When the official server arrives
Once TikTok's official MCP is GA, most of Steps 1–4 collapse into a single OAuth authorization inside Claude's connector panel — no app registration, no token handling, no local server to run. What does not change is everything in the prompt-patterns section: the read-first habit, stating the query before running it, triage-then-drill, and the draft-and-approve gate. Build those now and the migration is a one-day swap.
How Soku fits
If you'd rather skip the raw MCP wiring entirely, Soku is a ready-made TikTok agent. You connect TikTok under Settings → Integrations → Bring Your Own — no Marketing API app to register, no token to paste into a config file, no local server to babysit. What you get out of the box is exactly the discipline this guide spends most of its words enforcing by hand: a human-in-the-loop approval gate so nothing goes live without your sign-off, and per-brand account assignment so the agent always acts on the right advertiser. The raw MCP path is great for tinkering; Soku is the path when you want the safety rails built in.
FAQ
Is TikTok's official MCP available today?
No. It was announced at TikTok World '26 (May 12–13, 2026), but as of early June 2026 there's no public endpoint, spec, or release date. The working path today uses a third-party server plus your own Marketing API app.
Do I need a TikTok Developer app even for read-only?
Yes.

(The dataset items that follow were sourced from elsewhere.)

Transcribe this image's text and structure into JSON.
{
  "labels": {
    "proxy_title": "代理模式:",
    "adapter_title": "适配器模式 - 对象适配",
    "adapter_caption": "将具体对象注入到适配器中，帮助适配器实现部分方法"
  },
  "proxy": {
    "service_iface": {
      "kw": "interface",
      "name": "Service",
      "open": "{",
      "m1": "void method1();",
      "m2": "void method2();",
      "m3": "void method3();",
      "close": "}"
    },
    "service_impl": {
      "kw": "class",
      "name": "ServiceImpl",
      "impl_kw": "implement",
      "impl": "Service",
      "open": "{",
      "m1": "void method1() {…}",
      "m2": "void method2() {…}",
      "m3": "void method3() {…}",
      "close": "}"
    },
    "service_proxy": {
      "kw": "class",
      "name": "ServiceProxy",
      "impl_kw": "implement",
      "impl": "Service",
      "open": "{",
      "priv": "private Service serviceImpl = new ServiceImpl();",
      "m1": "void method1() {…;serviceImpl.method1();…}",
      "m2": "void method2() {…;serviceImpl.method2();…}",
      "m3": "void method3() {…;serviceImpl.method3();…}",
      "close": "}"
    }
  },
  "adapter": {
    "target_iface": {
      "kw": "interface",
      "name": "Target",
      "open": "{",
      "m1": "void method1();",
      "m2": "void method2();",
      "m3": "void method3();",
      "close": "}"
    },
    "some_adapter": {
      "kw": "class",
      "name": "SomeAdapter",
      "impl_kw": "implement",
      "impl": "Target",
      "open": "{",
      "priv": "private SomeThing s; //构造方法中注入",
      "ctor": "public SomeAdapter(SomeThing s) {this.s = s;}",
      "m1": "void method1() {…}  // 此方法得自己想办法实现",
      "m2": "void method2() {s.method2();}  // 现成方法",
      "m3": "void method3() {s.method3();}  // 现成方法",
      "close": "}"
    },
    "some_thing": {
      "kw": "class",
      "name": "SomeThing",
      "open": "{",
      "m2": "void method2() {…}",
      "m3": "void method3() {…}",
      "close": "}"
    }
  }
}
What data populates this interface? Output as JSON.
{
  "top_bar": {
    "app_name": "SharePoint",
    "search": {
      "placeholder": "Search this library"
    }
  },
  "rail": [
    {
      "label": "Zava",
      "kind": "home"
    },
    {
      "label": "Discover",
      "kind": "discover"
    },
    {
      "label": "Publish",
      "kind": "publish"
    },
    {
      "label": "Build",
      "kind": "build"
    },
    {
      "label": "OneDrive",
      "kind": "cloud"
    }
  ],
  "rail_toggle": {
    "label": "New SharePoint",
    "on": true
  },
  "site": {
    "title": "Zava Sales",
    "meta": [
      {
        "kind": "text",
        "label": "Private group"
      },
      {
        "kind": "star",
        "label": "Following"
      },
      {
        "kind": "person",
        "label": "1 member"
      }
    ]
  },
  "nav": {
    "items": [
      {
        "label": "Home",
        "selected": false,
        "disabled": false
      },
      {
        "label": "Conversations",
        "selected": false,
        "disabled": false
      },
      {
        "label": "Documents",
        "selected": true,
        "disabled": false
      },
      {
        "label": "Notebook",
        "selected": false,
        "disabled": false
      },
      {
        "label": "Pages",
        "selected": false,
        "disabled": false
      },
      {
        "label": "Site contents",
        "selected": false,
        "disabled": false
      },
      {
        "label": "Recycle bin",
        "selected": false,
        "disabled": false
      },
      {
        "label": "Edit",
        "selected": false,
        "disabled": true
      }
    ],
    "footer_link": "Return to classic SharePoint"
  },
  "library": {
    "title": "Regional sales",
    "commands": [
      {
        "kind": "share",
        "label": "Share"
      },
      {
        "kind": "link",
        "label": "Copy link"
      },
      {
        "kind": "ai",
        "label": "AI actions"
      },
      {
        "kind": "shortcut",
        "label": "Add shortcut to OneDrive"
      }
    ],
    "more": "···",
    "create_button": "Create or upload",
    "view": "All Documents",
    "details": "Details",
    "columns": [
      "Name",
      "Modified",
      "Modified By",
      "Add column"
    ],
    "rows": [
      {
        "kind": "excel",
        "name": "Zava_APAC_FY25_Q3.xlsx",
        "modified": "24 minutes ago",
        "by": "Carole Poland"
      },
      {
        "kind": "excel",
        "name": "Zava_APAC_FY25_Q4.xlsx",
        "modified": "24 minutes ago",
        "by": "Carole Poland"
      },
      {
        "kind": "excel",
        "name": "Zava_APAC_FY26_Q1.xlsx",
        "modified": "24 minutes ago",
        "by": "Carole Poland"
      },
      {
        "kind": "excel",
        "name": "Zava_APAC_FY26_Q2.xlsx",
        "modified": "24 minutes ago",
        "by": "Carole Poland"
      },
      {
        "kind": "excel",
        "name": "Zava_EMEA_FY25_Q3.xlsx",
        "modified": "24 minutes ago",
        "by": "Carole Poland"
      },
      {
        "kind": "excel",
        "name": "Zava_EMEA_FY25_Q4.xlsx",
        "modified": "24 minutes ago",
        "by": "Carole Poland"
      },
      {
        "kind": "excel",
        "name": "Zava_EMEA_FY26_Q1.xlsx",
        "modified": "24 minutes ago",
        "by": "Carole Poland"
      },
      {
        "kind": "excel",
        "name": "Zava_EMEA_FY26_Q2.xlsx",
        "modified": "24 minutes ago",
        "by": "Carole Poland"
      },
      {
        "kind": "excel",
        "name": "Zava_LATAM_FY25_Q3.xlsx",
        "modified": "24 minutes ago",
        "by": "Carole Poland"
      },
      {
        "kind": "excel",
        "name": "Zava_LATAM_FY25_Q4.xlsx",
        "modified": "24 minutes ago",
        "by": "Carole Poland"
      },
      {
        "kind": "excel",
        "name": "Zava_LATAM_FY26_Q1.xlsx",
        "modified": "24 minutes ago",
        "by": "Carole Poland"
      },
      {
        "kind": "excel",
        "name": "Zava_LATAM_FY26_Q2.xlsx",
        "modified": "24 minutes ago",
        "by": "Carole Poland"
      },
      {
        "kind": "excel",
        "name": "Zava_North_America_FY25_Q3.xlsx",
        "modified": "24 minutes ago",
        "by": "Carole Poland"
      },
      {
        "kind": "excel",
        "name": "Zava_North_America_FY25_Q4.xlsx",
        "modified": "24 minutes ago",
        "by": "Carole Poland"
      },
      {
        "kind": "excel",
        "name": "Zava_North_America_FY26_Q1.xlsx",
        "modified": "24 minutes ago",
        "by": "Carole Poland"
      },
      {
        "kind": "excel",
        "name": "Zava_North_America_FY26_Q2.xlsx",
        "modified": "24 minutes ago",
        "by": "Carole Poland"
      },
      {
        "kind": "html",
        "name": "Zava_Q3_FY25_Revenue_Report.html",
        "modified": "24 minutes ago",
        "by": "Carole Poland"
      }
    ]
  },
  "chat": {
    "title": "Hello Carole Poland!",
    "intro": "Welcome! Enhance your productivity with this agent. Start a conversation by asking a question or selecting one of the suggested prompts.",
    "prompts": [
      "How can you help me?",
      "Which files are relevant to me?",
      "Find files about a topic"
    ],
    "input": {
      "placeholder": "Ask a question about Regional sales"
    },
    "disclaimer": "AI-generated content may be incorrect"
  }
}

Reading advertiser data through the Marketing API still requires a registered app and an OAuth-authorized advertiser — the access token is what the MCP server runs on.
Will Claude spend my budget?
Not if you use the read-only server — it can't write. With a read/write server it could, which is why you keep changes as drafts and approve them yourself.
Which Claude surface should I use?
Claude Desktop and Claude.ai work without a terminal via the connector panel. Claude Code is for agentic or scripted workflows. The MCP server is the same underneath.